While all of the above sounds great, let’s not lose sight of the fact that this is going to be quite difficult to implement. A very rudimentary version could read aloud information like the capture time and location from the image’s exif data as well as detect standard objects present like “person smiling”. Future versions of the model could both be more specific and be tailored to the individual users. For example, instead of detecting “person smiling” it could detect “Your grand daughter Sophie smirking while eating halloween candy”. Facebook’s auto-tagging capability is proof that this is doable, but at the same time they have a very large and rich data set of photos.

 

Summary

In order to provide a really good product experience to users who are completely blind, we are going to build an AI based application that will automatically analyze the contents of a photo and read an audio description of it’s contents.

 

Metrics

Right off the top of my head, I think there are two points that are important to measure:

1. Does our product accurately describe the contents of a photo?

2. Do our users find our descriptions of the photos useful?

 

Let’s focus on picking out a metric that accurately reflects our ability to do #2. I think #2 encapsulates #1 in the sense that if our product can’t accurately decribe the contents of photos then our users aren’t going to find the descriptions useful so based upon that let’s focus on question #2.

To assess whether or not our users find our descriptions of photos useful, we should focus on monitoring our number of daily active users. This is the type of application that is meant to be used day-to-day so focusing on daily active users makes more sense than monthly active users. If users aren’t finding our product useful then they won’t use it.
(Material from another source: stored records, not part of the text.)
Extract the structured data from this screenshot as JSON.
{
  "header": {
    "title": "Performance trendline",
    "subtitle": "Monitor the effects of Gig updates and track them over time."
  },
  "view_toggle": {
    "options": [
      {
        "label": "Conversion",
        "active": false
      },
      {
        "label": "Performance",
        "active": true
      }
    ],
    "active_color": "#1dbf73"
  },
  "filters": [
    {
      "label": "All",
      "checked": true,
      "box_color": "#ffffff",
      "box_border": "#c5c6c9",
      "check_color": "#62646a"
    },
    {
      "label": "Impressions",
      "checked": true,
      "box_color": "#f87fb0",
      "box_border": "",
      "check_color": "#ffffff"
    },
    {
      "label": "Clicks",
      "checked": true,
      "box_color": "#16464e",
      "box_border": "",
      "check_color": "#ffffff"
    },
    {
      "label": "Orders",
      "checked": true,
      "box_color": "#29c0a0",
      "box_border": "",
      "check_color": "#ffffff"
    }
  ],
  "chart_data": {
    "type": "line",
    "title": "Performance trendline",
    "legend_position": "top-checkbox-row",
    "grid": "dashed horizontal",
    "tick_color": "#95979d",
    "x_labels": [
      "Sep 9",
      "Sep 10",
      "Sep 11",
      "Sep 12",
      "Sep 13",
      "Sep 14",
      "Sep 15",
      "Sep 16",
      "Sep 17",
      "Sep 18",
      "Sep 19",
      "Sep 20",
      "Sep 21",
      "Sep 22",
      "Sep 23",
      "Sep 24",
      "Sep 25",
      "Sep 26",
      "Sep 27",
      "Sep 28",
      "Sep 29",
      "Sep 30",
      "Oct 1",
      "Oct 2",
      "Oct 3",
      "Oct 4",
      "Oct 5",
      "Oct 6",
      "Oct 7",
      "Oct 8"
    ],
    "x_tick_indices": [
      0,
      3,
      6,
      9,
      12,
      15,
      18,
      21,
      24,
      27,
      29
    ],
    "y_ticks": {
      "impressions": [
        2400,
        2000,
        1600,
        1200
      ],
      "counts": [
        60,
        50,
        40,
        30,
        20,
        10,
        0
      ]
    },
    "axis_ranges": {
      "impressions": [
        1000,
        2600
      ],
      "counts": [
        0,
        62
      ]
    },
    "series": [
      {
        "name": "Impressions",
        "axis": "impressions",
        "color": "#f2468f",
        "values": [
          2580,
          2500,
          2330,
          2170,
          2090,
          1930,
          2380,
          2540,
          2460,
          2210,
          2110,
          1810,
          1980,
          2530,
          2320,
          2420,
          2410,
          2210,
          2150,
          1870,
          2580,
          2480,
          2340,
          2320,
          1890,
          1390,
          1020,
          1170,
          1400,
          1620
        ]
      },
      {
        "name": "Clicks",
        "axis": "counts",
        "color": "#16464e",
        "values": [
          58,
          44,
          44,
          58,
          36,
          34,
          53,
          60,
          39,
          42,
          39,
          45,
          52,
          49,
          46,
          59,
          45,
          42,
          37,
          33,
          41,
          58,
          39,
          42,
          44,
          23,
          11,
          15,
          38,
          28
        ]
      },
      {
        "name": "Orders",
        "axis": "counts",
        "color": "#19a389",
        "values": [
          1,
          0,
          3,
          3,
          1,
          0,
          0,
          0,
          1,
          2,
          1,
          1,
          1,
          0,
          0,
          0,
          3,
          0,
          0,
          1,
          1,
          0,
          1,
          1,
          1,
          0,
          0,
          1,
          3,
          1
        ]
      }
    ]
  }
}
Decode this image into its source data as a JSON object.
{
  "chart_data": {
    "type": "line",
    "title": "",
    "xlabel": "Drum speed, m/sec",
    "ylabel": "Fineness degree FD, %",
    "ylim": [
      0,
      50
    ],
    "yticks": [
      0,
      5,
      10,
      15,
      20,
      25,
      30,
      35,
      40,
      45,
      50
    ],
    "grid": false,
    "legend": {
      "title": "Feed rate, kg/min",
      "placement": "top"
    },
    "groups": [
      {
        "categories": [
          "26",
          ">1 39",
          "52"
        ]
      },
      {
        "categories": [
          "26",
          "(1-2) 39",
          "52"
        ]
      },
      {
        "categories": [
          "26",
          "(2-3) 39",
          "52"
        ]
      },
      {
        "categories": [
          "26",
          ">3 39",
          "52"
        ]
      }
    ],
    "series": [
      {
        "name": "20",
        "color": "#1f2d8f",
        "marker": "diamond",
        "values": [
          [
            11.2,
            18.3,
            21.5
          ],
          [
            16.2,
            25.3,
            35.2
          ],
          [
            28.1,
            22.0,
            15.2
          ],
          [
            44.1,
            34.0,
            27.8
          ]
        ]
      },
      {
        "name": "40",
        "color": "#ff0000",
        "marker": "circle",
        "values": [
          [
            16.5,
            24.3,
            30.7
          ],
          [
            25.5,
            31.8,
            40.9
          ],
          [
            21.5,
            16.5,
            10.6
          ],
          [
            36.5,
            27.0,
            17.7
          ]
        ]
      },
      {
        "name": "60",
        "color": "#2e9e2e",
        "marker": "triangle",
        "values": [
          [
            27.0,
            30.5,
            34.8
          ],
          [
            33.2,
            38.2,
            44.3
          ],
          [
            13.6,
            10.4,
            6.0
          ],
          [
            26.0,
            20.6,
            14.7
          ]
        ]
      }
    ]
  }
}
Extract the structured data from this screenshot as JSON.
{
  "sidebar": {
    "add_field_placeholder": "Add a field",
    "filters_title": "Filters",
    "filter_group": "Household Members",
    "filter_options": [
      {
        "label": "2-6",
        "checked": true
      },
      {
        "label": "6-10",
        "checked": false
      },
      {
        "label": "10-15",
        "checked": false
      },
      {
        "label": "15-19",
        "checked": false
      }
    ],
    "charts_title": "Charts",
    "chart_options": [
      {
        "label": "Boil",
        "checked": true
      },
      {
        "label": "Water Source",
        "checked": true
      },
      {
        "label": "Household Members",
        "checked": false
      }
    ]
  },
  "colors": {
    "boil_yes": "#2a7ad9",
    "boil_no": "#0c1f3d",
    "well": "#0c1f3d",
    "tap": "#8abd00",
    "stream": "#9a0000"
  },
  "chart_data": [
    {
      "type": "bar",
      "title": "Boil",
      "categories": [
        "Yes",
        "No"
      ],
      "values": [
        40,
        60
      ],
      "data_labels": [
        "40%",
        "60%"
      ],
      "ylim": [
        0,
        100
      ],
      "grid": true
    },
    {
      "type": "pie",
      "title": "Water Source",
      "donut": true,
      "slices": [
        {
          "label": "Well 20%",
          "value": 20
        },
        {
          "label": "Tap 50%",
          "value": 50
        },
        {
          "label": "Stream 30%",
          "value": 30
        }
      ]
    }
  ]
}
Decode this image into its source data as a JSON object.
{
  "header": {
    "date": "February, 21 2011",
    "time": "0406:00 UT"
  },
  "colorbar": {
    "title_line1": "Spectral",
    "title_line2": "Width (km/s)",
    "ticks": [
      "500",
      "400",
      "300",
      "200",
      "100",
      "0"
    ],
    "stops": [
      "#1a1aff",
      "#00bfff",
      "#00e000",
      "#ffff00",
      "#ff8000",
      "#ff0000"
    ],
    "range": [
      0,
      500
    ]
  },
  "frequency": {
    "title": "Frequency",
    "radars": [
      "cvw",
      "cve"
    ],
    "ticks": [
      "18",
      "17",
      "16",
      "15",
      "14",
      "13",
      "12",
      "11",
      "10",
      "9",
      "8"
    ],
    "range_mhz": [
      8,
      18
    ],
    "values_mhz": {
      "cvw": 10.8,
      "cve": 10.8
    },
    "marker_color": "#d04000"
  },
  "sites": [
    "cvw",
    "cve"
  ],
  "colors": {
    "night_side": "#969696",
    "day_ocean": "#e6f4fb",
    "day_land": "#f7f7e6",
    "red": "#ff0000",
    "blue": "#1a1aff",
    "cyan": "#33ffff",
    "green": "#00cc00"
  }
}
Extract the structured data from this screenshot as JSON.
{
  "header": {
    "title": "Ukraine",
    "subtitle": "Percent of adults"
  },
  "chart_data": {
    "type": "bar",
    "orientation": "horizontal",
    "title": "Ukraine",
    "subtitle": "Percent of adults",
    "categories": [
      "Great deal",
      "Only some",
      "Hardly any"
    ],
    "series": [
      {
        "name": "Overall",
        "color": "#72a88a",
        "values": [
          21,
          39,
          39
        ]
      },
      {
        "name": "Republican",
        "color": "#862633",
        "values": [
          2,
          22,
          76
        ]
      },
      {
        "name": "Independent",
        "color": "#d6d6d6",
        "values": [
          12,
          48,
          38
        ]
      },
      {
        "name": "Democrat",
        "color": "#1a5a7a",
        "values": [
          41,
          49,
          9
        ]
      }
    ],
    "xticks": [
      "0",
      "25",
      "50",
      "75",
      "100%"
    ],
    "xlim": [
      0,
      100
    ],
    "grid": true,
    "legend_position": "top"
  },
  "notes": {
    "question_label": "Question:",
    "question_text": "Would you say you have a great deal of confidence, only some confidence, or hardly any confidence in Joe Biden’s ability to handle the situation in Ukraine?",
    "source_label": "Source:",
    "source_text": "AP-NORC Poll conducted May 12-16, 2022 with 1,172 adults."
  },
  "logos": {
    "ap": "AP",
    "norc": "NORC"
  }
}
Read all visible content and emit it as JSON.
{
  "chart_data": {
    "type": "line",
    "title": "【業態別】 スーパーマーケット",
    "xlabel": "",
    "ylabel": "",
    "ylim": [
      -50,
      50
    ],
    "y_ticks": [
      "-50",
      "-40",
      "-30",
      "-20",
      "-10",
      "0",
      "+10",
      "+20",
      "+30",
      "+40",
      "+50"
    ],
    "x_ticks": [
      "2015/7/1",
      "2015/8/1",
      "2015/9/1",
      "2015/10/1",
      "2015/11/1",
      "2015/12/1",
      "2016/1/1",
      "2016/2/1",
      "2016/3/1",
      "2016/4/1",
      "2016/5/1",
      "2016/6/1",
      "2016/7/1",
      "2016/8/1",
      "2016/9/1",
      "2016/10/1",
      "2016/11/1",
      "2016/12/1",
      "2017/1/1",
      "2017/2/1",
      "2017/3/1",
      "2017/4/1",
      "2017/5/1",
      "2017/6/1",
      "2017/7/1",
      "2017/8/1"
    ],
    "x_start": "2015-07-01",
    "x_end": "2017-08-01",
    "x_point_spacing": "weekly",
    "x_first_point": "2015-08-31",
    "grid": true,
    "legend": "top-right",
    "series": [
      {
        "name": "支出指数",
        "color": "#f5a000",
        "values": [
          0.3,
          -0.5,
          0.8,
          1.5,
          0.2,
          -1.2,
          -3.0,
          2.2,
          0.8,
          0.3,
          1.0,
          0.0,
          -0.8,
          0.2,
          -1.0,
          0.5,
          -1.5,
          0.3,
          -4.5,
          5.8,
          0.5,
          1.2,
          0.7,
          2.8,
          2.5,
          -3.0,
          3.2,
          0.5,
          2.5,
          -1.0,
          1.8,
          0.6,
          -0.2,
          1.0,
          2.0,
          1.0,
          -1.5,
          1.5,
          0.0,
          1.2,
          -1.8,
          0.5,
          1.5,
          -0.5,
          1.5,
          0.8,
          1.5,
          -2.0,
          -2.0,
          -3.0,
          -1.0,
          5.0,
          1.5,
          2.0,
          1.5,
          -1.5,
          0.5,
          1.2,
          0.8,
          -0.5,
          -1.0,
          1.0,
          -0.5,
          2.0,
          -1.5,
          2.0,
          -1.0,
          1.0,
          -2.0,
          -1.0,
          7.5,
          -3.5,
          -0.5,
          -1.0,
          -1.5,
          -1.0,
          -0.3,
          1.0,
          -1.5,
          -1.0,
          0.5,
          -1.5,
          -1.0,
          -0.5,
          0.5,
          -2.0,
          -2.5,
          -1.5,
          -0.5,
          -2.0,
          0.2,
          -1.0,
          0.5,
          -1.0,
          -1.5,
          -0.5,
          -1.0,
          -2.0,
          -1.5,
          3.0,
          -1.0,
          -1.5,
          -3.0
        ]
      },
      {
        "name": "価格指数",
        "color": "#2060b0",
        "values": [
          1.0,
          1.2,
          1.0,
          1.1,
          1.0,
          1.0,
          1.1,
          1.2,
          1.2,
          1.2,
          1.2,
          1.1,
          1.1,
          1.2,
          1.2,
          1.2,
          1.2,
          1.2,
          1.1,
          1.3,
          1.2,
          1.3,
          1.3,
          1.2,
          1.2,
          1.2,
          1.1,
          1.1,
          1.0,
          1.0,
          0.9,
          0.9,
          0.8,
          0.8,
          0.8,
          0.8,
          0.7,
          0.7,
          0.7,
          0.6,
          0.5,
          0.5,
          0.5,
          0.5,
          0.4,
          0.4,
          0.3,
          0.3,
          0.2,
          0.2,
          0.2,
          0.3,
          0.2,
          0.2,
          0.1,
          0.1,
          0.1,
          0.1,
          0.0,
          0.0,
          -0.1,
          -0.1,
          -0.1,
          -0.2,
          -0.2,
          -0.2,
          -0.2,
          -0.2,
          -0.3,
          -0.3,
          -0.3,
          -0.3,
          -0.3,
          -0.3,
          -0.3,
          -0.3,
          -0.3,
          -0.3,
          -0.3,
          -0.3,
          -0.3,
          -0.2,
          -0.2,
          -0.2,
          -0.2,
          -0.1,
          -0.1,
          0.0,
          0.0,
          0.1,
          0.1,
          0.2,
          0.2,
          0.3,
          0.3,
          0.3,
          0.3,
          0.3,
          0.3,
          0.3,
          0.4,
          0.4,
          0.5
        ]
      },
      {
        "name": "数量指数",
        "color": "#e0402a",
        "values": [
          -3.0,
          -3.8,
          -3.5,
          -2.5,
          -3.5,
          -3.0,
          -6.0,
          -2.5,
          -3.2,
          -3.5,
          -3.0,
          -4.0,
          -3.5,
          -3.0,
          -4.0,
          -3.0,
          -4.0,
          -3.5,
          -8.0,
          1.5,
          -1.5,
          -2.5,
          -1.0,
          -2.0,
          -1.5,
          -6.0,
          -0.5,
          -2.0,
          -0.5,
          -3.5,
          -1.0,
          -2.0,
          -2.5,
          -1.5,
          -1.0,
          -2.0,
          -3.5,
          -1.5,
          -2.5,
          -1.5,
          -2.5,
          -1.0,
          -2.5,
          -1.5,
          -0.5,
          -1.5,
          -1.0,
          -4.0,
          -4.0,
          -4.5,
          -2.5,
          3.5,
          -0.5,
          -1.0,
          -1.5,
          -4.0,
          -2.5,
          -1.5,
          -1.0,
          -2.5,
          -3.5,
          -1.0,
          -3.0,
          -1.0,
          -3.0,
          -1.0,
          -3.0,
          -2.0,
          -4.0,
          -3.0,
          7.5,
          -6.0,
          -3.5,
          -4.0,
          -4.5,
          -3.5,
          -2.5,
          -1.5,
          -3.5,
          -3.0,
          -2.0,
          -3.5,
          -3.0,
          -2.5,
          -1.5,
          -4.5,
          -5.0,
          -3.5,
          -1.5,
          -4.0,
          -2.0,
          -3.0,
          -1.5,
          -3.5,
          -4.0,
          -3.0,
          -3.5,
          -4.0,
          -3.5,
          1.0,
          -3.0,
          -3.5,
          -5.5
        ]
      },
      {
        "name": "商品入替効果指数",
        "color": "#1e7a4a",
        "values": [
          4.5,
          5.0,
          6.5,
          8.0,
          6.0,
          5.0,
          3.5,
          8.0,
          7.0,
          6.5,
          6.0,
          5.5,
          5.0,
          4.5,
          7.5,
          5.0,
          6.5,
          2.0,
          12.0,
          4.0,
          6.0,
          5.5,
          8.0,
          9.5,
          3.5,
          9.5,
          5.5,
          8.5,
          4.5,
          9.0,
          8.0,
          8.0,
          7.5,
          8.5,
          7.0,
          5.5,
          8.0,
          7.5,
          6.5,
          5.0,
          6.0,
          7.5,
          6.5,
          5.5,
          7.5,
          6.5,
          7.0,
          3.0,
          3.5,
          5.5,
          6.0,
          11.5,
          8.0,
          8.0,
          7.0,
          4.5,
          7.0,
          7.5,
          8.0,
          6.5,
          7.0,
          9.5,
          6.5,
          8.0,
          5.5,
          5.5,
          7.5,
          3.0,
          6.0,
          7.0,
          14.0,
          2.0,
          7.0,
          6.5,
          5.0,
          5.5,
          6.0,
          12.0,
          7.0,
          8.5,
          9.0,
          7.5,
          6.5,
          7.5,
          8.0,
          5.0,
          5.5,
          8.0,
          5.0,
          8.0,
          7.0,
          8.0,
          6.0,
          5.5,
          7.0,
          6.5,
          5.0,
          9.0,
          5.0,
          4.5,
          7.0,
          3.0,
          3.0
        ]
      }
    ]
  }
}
One potential complication here is if our AI Descriptions are leveraged by something like a general audio based screen reader as a standard offering then users could be de facto using our AI descriptions even if they didn’t find them useful. In that situation maybe offering a small subset of users the ability to skip the reading of our descriptions could be useful just to monitor if they do it or not as a proxxy for how useful they find our AI Descriptions.